It’s a rough time to be a fan of the Dallas Cowboys. The team is coming off of three straight losses and playing some of it’s worst football of the season. Any other year, this 6-7 team would be thinking ahead to next season as all would be lost, but thanks to playing in a bad division, the Cowboys are still right in the thick of the playoff hunt. All they have to do is not be worse than the Philadelphia Eagles on the Sunday before Christmas, and there’s a great chance that will punch their ticket to hosting a playoff game at AT&T Stadium.
While it’s nice that the season still has purpose, it’s extremely troubling this team is having the problems it’s having. Their health is pretty darn good, their strength of schedule is pretty soft, and they have a roster full of players that certainly seemed like they were talented back in training camp. But despite all these factors that have worked in the Cowboys favor, here we are. They are 13 weeks into the season and they have a losing record. What in tarnation is going wrong with this team?
We all have our own thoughts and there is plenty of blame to go around, but ultimately the underachieving performance week-in and week-out falls squarely on the shoulders of Jason Garrett.
There are a lot of great qualities about coach Garrett, and you won’t find a bigger fan than yours truly, but despite being a great motivator, communicator, leader of men - the team under his control is just not prepared enough to win football games. Why is that exactly?

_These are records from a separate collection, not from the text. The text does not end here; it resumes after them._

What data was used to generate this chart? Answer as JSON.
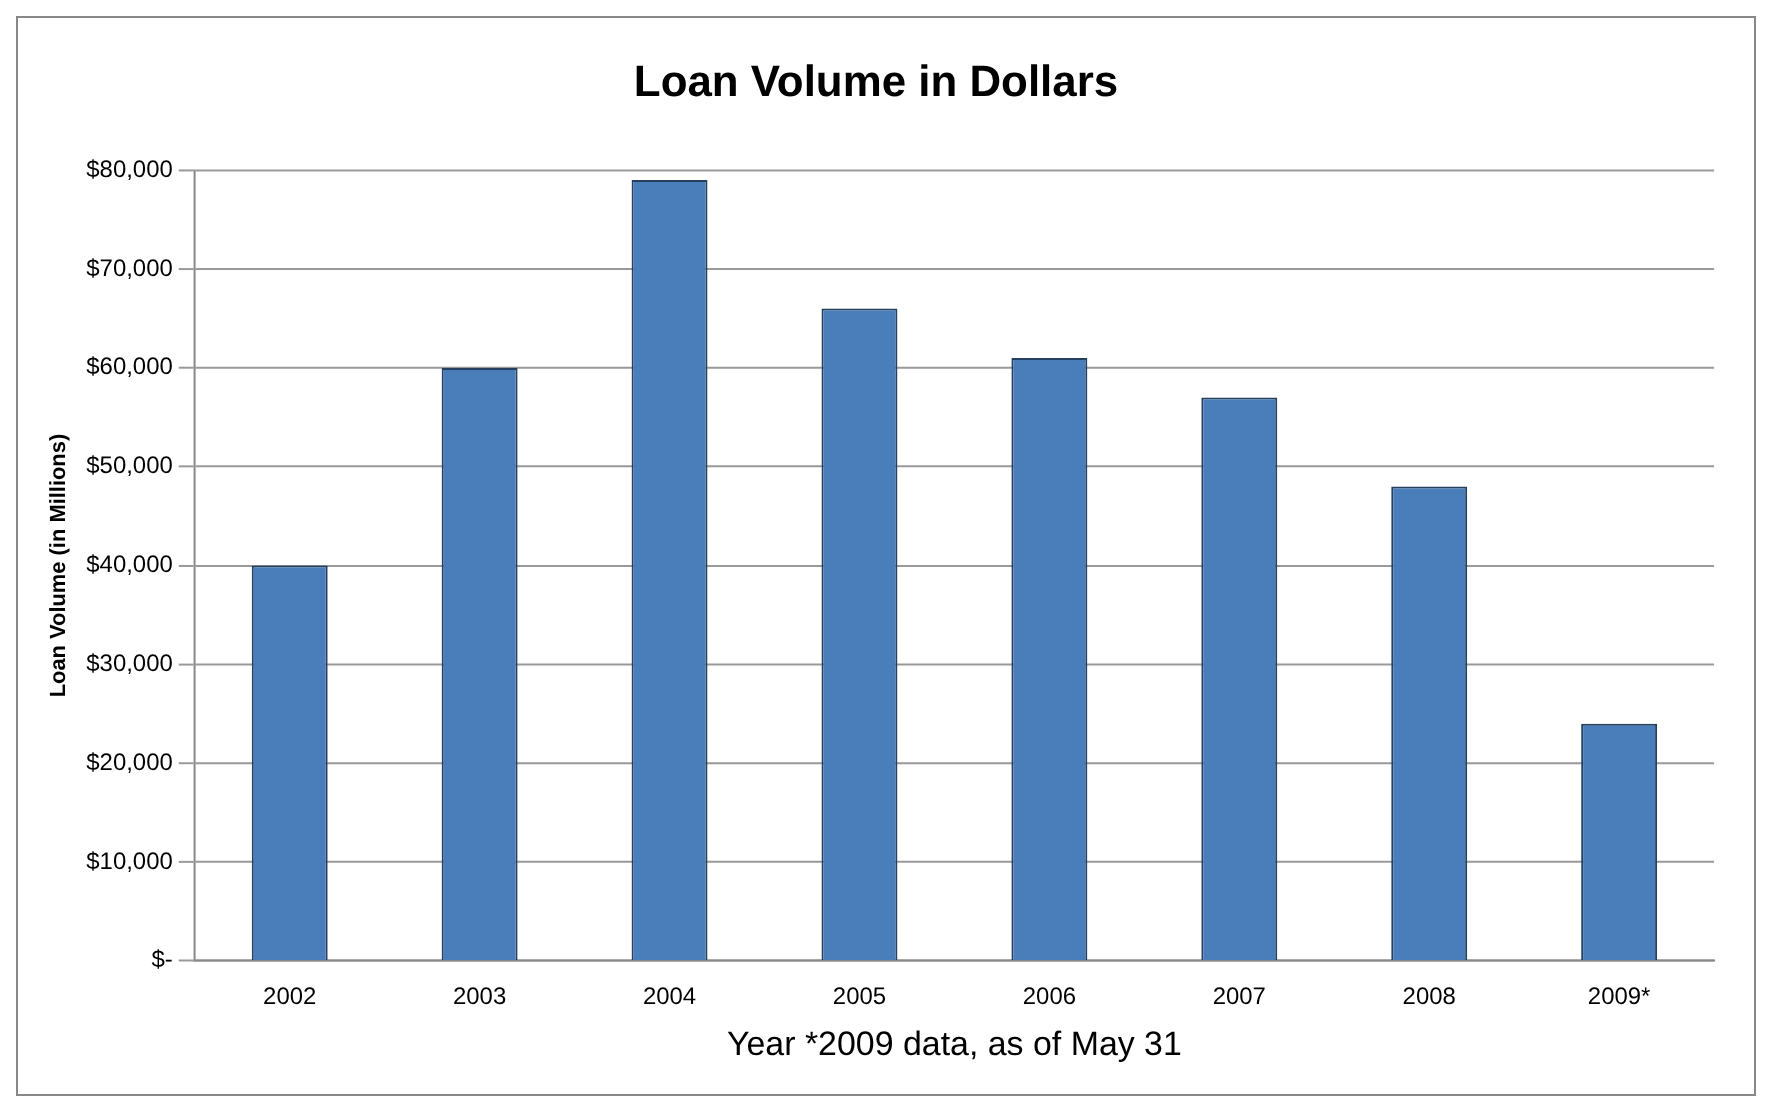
{
  "chart_data": {
    "type": "bar",
    "title": "Loan Volume in Dollars",
    "xlabel": "Year *2009 data, as of May 31",
    "ylabel": "Loan Volume (in Millions)",
    "categories": [
      "2002",
      "2003",
      "2004",
      "2005",
      "2006",
      "2007",
      "2008",
      "2009*"
    ],
    "values": [
      40000,
      60000,
      79000,
      66000,
      61000,
      57000,
      48000,
      24000
    ],
    "color": "#4a7ebb",
    "ylim": [
      0,
      80000
    ],
    "yticks": [
      {
        "value": 0,
        "label": "$-"
      },
      {
        "value": 10000,
        "label": "$10,000"
      },
      {
        "value": 20000,
        "label": "$20,000"
      },
      {
        "value": 30000,
        "label": "$30,000"
      },
      {
        "value": 40000,
        "label": "$40,000"
      },
      {
        "value": 50000,
        "label": "$50,000"
      },
      {
        "value": 60000,
        "label": "$60,000"
      },
      {
        "value": 70000,
        "label": "$70,000"
      },
      {
        "value": 80000,
        "label": "$80,000"
      }
    ],
    "grid": "y"
  }
}
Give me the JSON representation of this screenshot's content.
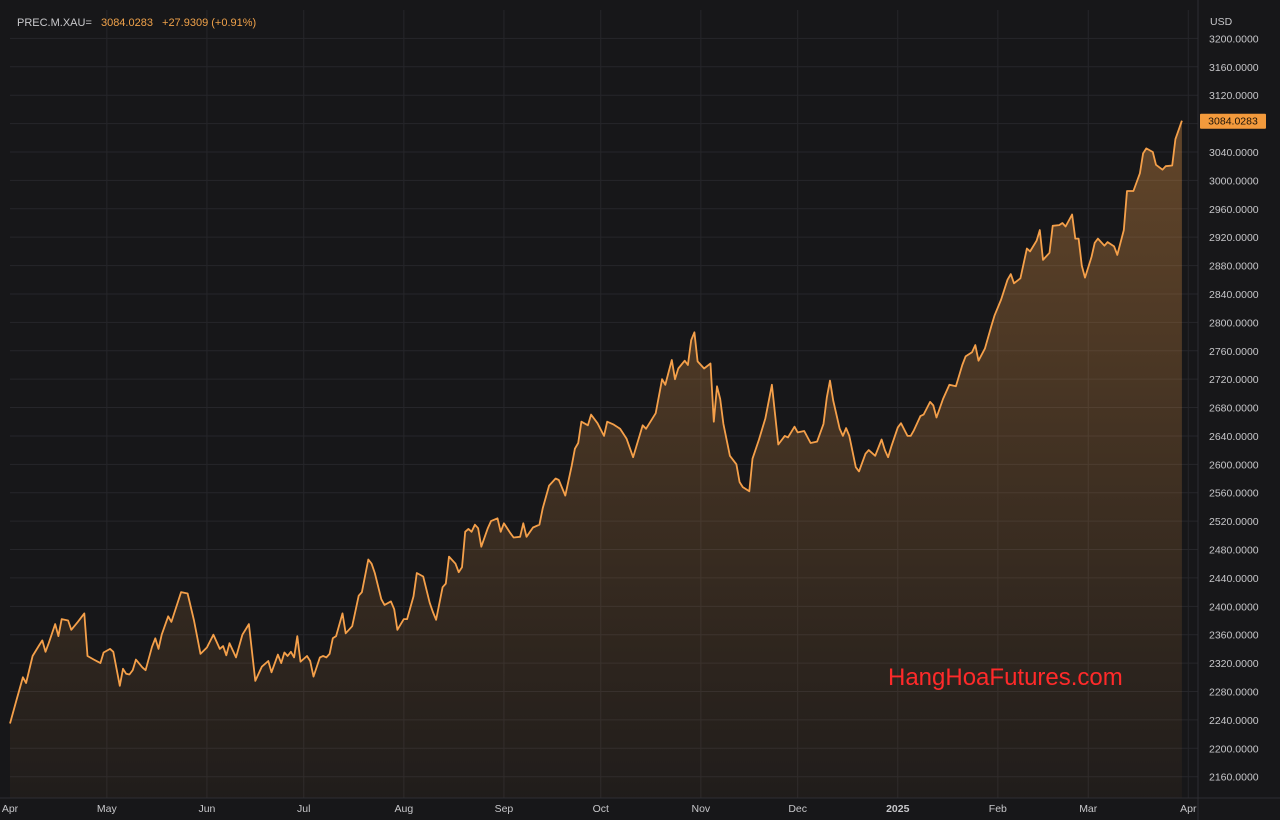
{
  "header": {
    "symbol": "PREC.M.XAU=",
    "last": "3084.0283",
    "change": "+27.9309 (+0.91%)"
  },
  "watermark": "HangHoaFutures.com",
  "colors": {
    "background": "#171719",
    "grid": "#26262a",
    "line": "#f5a04a",
    "label_bg": "#f39a3c",
    "axis_text": "#c7c7ca"
  },
  "chart_data": {
    "type": "area",
    "ylabel": "USD",
    "ylim": [
      2130,
      3240
    ],
    "xlim": [
      "2024-04-01",
      "2025-04-04"
    ],
    "grid": true,
    "last_value_label": "3084.0283",
    "y_ticks": [
      "2160.0000",
      "2200.0000",
      "2240.0000",
      "2280.0000",
      "2320.0000",
      "2360.0000",
      "2400.0000",
      "2440.0000",
      "2480.0000",
      "2520.0000",
      "2560.0000",
      "2600.0000",
      "2640.0000",
      "2680.0000",
      "2720.0000",
      "2760.0000",
      "2800.0000",
      "2840.0000",
      "2880.0000",
      "2920.0000",
      "2960.0000",
      "3000.0000",
      "3040.0000",
      "3080.0000",
      "3120.0000",
      "3160.0000",
      "3200.0000"
    ],
    "x_ticks": [
      {
        "date": "2024-04-01",
        "label": "Apr"
      },
      {
        "date": "2024-05-01",
        "label": "May"
      },
      {
        "date": "2024-06-01",
        "label": "Jun"
      },
      {
        "date": "2024-07-01",
        "label": "Jul"
      },
      {
        "date": "2024-08-01",
        "label": "Aug"
      },
      {
        "date": "2024-09-01",
        "label": "Sep"
      },
      {
        "date": "2024-10-01",
        "label": "Oct"
      },
      {
        "date": "2024-11-01",
        "label": "Nov"
      },
      {
        "date": "2024-12-01",
        "label": "Dec"
      },
      {
        "date": "2025-01-01",
        "label": "2025",
        "bold": true
      },
      {
        "date": "2025-02-01",
        "label": "Feb"
      },
      {
        "date": "2025-03-01",
        "label": "Mar"
      },
      {
        "date": "2025-04-01",
        "label": "Apr"
      }
    ],
    "series": [
      {
        "values": [
          [
            "2024-04-01",
            2235
          ],
          [
            "2024-04-03",
            2268
          ],
          [
            "2024-04-05",
            2300
          ],
          [
            "2024-04-06",
            2292
          ],
          [
            "2024-04-08",
            2330
          ],
          [
            "2024-04-10",
            2345
          ],
          [
            "2024-04-11",
            2352
          ],
          [
            "2024-04-12",
            2336
          ],
          [
            "2024-04-13",
            2348
          ],
          [
            "2024-04-15",
            2375
          ],
          [
            "2024-04-16",
            2358
          ],
          [
            "2024-04-17",
            2382
          ],
          [
            "2024-04-19",
            2380
          ],
          [
            "2024-04-20",
            2367
          ],
          [
            "2024-04-22",
            2378
          ],
          [
            "2024-04-24",
            2390
          ],
          [
            "2024-04-25",
            2330
          ],
          [
            "2024-04-27",
            2325
          ],
          [
            "2024-04-29",
            2320
          ],
          [
            "2024-04-30",
            2335
          ],
          [
            "2024-05-02",
            2340
          ],
          [
            "2024-05-03",
            2336
          ],
          [
            "2024-05-05",
            2288
          ],
          [
            "2024-05-06",
            2312
          ],
          [
            "2024-05-07",
            2305
          ],
          [
            "2024-05-08",
            2304
          ],
          [
            "2024-05-09",
            2310
          ],
          [
            "2024-05-10",
            2325
          ],
          [
            "2024-05-12",
            2314
          ],
          [
            "2024-05-13",
            2310
          ],
          [
            "2024-05-15",
            2343
          ],
          [
            "2024-05-16",
            2355
          ],
          [
            "2024-05-17",
            2340
          ],
          [
            "2024-05-18",
            2360
          ],
          [
            "2024-05-20",
            2386
          ],
          [
            "2024-05-21",
            2378
          ],
          [
            "2024-05-24",
            2420
          ],
          [
            "2024-05-26",
            2418
          ],
          [
            "2024-05-28",
            2380
          ],
          [
            "2024-05-30",
            2333
          ],
          [
            "2024-06-01",
            2342
          ],
          [
            "2024-06-03",
            2360
          ],
          [
            "2024-06-05",
            2340
          ],
          [
            "2024-06-06",
            2344
          ],
          [
            "2024-06-07",
            2331
          ],
          [
            "2024-06-08",
            2348
          ],
          [
            "2024-06-10",
            2328
          ],
          [
            "2024-06-12",
            2360
          ],
          [
            "2024-06-14",
            2375
          ],
          [
            "2024-06-16",
            2295
          ],
          [
            "2024-06-18",
            2315
          ],
          [
            "2024-06-20",
            2323
          ],
          [
            "2024-06-21",
            2307
          ],
          [
            "2024-06-23",
            2332
          ],
          [
            "2024-06-24",
            2320
          ],
          [
            "2024-06-25",
            2335
          ],
          [
            "2024-06-26",
            2330
          ],
          [
            "2024-06-27",
            2336
          ],
          [
            "2024-06-28",
            2328
          ],
          [
            "2024-06-29",
            2358
          ],
          [
            "2024-06-30",
            2322
          ],
          [
            "2024-07-02",
            2330
          ],
          [
            "2024-07-03",
            2323
          ],
          [
            "2024-07-04",
            2301
          ],
          [
            "2024-07-06",
            2328
          ],
          [
            "2024-07-07",
            2330
          ],
          [
            "2024-07-08",
            2328
          ],
          [
            "2024-07-09",
            2333
          ],
          [
            "2024-07-10",
            2355
          ],
          [
            "2024-07-11",
            2358
          ],
          [
            "2024-07-13",
            2390
          ],
          [
            "2024-07-14",
            2362
          ],
          [
            "2024-07-16",
            2372
          ],
          [
            "2024-07-18",
            2415
          ],
          [
            "2024-07-19",
            2420
          ],
          [
            "2024-07-21",
            2466
          ],
          [
            "2024-07-22",
            2460
          ],
          [
            "2024-07-23",
            2447
          ],
          [
            "2024-07-25",
            2410
          ],
          [
            "2024-07-26",
            2402
          ],
          [
            "2024-07-28",
            2407
          ],
          [
            "2024-07-29",
            2396
          ],
          [
            "2024-07-30",
            2367
          ],
          [
            "2024-08-01",
            2382
          ],
          [
            "2024-08-02",
            2382
          ],
          [
            "2024-08-04",
            2414
          ],
          [
            "2024-08-05",
            2447
          ],
          [
            "2024-08-07",
            2442
          ],
          [
            "2024-08-09",
            2405
          ],
          [
            "2024-08-10",
            2392
          ],
          [
            "2024-08-11",
            2381
          ],
          [
            "2024-08-13",
            2427
          ],
          [
            "2024-08-14",
            2432
          ],
          [
            "2024-08-15",
            2470
          ],
          [
            "2024-08-17",
            2460
          ],
          [
            "2024-08-18",
            2448
          ],
          [
            "2024-08-19",
            2455
          ],
          [
            "2024-08-20",
            2505
          ],
          [
            "2024-08-21",
            2509
          ],
          [
            "2024-08-22",
            2505
          ],
          [
            "2024-08-23",
            2515
          ],
          [
            "2024-08-24",
            2510
          ],
          [
            "2024-08-25",
            2484
          ],
          [
            "2024-08-27",
            2510
          ],
          [
            "2024-08-28",
            2520
          ],
          [
            "2024-08-30",
            2524
          ],
          [
            "2024-08-31",
            2505
          ],
          [
            "2024-09-01",
            2517
          ],
          [
            "2024-09-03",
            2503
          ],
          [
            "2024-09-04",
            2497
          ],
          [
            "2024-09-06",
            2498
          ],
          [
            "2024-09-07",
            2517
          ],
          [
            "2024-09-08",
            2498
          ],
          [
            "2024-09-10",
            2511
          ],
          [
            "2024-09-12",
            2515
          ],
          [
            "2024-09-13",
            2538
          ],
          [
            "2024-09-15",
            2570
          ],
          [
            "2024-09-17",
            2580
          ],
          [
            "2024-09-18",
            2578
          ],
          [
            "2024-09-20",
            2556
          ],
          [
            "2024-09-22",
            2598
          ],
          [
            "2024-09-23",
            2622
          ],
          [
            "2024-09-24",
            2630
          ],
          [
            "2024-09-25",
            2660
          ],
          [
            "2024-09-27",
            2655
          ],
          [
            "2024-09-28",
            2670
          ],
          [
            "2024-09-30",
            2658
          ],
          [
            "2024-10-02",
            2640
          ],
          [
            "2024-10-03",
            2660
          ],
          [
            "2024-10-05",
            2656
          ],
          [
            "2024-10-07",
            2650
          ],
          [
            "2024-10-09",
            2636
          ],
          [
            "2024-10-11",
            2610
          ],
          [
            "2024-10-14",
            2655
          ],
          [
            "2024-10-15",
            2650
          ],
          [
            "2024-10-18",
            2672
          ],
          [
            "2024-10-20",
            2720
          ],
          [
            "2024-10-21",
            2712
          ],
          [
            "2024-10-22",
            2730
          ],
          [
            "2024-10-23",
            2747
          ],
          [
            "2024-10-24",
            2720
          ],
          [
            "2024-10-25",
            2735
          ],
          [
            "2024-10-27",
            2746
          ],
          [
            "2024-10-28",
            2740
          ],
          [
            "2024-10-29",
            2775
          ],
          [
            "2024-10-30",
            2786
          ],
          [
            "2024-10-31",
            2745
          ],
          [
            "2024-11-02",
            2735
          ],
          [
            "2024-11-04",
            2742
          ],
          [
            "2024-11-05",
            2660
          ],
          [
            "2024-11-06",
            2710
          ],
          [
            "2024-11-07",
            2692
          ],
          [
            "2024-11-08",
            2657
          ],
          [
            "2024-11-10",
            2612
          ],
          [
            "2024-11-12",
            2600
          ],
          [
            "2024-11-13",
            2575
          ],
          [
            "2024-11-14",
            2568
          ],
          [
            "2024-11-16",
            2562
          ],
          [
            "2024-11-17",
            2608
          ],
          [
            "2024-11-19",
            2635
          ],
          [
            "2024-11-21",
            2665
          ],
          [
            "2024-11-23",
            2712
          ],
          [
            "2024-11-24",
            2670
          ],
          [
            "2024-11-25",
            2628
          ],
          [
            "2024-11-27",
            2640
          ],
          [
            "2024-11-28",
            2638
          ],
          [
            "2024-11-30",
            2653
          ],
          [
            "2024-12-01",
            2645
          ],
          [
            "2024-12-03",
            2647
          ],
          [
            "2024-12-05",
            2630
          ],
          [
            "2024-12-07",
            2632
          ],
          [
            "2024-12-09",
            2657
          ],
          [
            "2024-12-10",
            2694
          ],
          [
            "2024-12-11",
            2718
          ],
          [
            "2024-12-12",
            2690
          ],
          [
            "2024-12-14",
            2650
          ],
          [
            "2024-12-15",
            2640
          ],
          [
            "2024-12-16",
            2651
          ],
          [
            "2024-12-17",
            2640
          ],
          [
            "2024-12-19",
            2596
          ],
          [
            "2024-12-20",
            2590
          ],
          [
            "2024-12-22",
            2615
          ],
          [
            "2024-12-23",
            2620
          ],
          [
            "2024-12-25",
            2612
          ],
          [
            "2024-12-27",
            2635
          ],
          [
            "2024-12-28",
            2620
          ],
          [
            "2024-12-29",
            2610
          ],
          [
            "2024-12-30",
            2625
          ],
          [
            "2025-01-01",
            2652
          ],
          [
            "2025-01-02",
            2658
          ],
          [
            "2025-01-04",
            2640
          ],
          [
            "2025-01-05",
            2640
          ],
          [
            "2025-01-06",
            2648
          ],
          [
            "2025-01-08",
            2668
          ],
          [
            "2025-01-09",
            2670
          ],
          [
            "2025-01-11",
            2688
          ],
          [
            "2025-01-12",
            2683
          ],
          [
            "2025-01-13",
            2666
          ],
          [
            "2025-01-15",
            2692
          ],
          [
            "2025-01-17",
            2712
          ],
          [
            "2025-01-19",
            2710
          ],
          [
            "2025-01-21",
            2740
          ],
          [
            "2025-01-22",
            2752
          ],
          [
            "2025-01-24",
            2758
          ],
          [
            "2025-01-25",
            2768
          ],
          [
            "2025-01-26",
            2746
          ],
          [
            "2025-01-28",
            2763
          ],
          [
            "2025-01-30",
            2795
          ],
          [
            "2025-01-31",
            2810
          ],
          [
            "2025-02-02",
            2832
          ],
          [
            "2025-02-04",
            2860
          ],
          [
            "2025-02-05",
            2868
          ],
          [
            "2025-02-06",
            2855
          ],
          [
            "2025-02-08",
            2862
          ],
          [
            "2025-02-10",
            2904
          ],
          [
            "2025-02-11",
            2900
          ],
          [
            "2025-02-13",
            2915
          ],
          [
            "2025-02-14",
            2930
          ],
          [
            "2025-02-15",
            2888
          ],
          [
            "2025-02-17",
            2898
          ],
          [
            "2025-02-18",
            2936
          ],
          [
            "2025-02-20",
            2937
          ],
          [
            "2025-02-21",
            2940
          ],
          [
            "2025-02-22",
            2935
          ],
          [
            "2025-02-24",
            2952
          ],
          [
            "2025-02-25",
            2918
          ],
          [
            "2025-02-26",
            2918
          ],
          [
            "2025-02-27",
            2880
          ],
          [
            "2025-02-28",
            2863
          ],
          [
            "2025-03-02",
            2892
          ],
          [
            "2025-03-03",
            2912
          ],
          [
            "2025-03-04",
            2918
          ],
          [
            "2025-03-06",
            2908
          ],
          [
            "2025-03-07",
            2913
          ],
          [
            "2025-03-09",
            2907
          ],
          [
            "2025-03-10",
            2895
          ],
          [
            "2025-03-12",
            2930
          ],
          [
            "2025-03-13",
            2985
          ],
          [
            "2025-03-15",
            2985
          ],
          [
            "2025-03-17",
            3010
          ],
          [
            "2025-03-18",
            3038
          ],
          [
            "2025-03-19",
            3045
          ],
          [
            "2025-03-21",
            3040
          ],
          [
            "2025-03-22",
            3022
          ],
          [
            "2025-03-24",
            3015
          ],
          [
            "2025-03-25",
            3020
          ],
          [
            "2025-03-27",
            3021
          ],
          [
            "2025-03-28",
            3058
          ],
          [
            "2025-03-30",
            3084
          ]
        ]
      }
    ]
  }
}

Are players not working hard enough? That doesn’t seem right as the effort is there. Are the players he’s choosing to get reps just not as good as we thought? Sure, we have our own opinions about who should be getting more snaps (Blake Jarwin, Tony Pollard, Jourdan Lewis), but that doesn’t seem like it either as we’ve seen how good his group can be. Then, what is it?
To a fault, Jason Garrett believes in his players, coaching staff, scheme, etc., that if they just “be who they are” and execute, his team will win football games. And he’s right. When that happens, they win. But far too often this season, the team is not executing. However, unlike other teams in the league, the Cowboys chances of winning are flushed away when things don’t go according to plan.
Case in point - the offense has scripted a great plan of attack to march down the field and score on their opening drive in each of the last two games. But what happens when adjustments are made? The Cowboys allowed 50 unanswered points combined in those two games following their opening drive. Opposing teams continue to attack the Cowboys, and yet Dallas doesn’t seem to have any answer. Linebacker Jaylon Smith was continuously picked on in coverage until he ultimately gave up a touchdown reception. Mitchell Trubisky kept the ball on read-option plays because he knew the Cowboys defense was going to come crashing inside on the play. It seems like every week there’s a new player that works over the defense (Aaron Jones, Cole Beasley, Trubisky), leaving them scratching their heads.
The Cowboys seem confused as to why this keeps happening, but the answer may be right in front of them - they’re just too basic.
Jason Garrett was on 105.3 The Fan and he laid it out for us...
“We are not a team that plays a zillion different coverages, a zillion different fronts, a zillion different pressures. A lot of teams approach it that way. We believe in being more fundamentally sound by doing a handful of things in our coverages, in our fronts, in our pressures.”
“We believe it’s hard to execute at a high level when you have too much stuff on defense, but we do believe we have a variety of things to complement each other. Once the ball is snapped, we are going to rely on executing at a high level.”
The problem with this approach is that the team is not executing at a high level. The simplicity of this approach becomes a weakness of this defense when players aren’t capable of making plays. Taking bad angles, the inability to stay disciplined in your gaps, and not squaring up to tackle - make the team’s simplistic approach very ineffective.
This is not to say that the Cowboys don’t mix things up, but they do not over-complicate things. That makes them very dependent on 11 guys doing their job well. When it doesn’t happen, the result is some unknown Bears tight end scampering down the sideline for a 30-yard gain.
To fix this there are two options - implement a more creative defensive scheme or execute better. The Cowboys are putting their hopes into the idea that the latter comes true, because they are locked into their approach. Garrett believes in his players and that’s fine and all, but as a coach - you have to be able to find other ways to win football games when things don’t go according to plan. And that is just not happening in Dallas.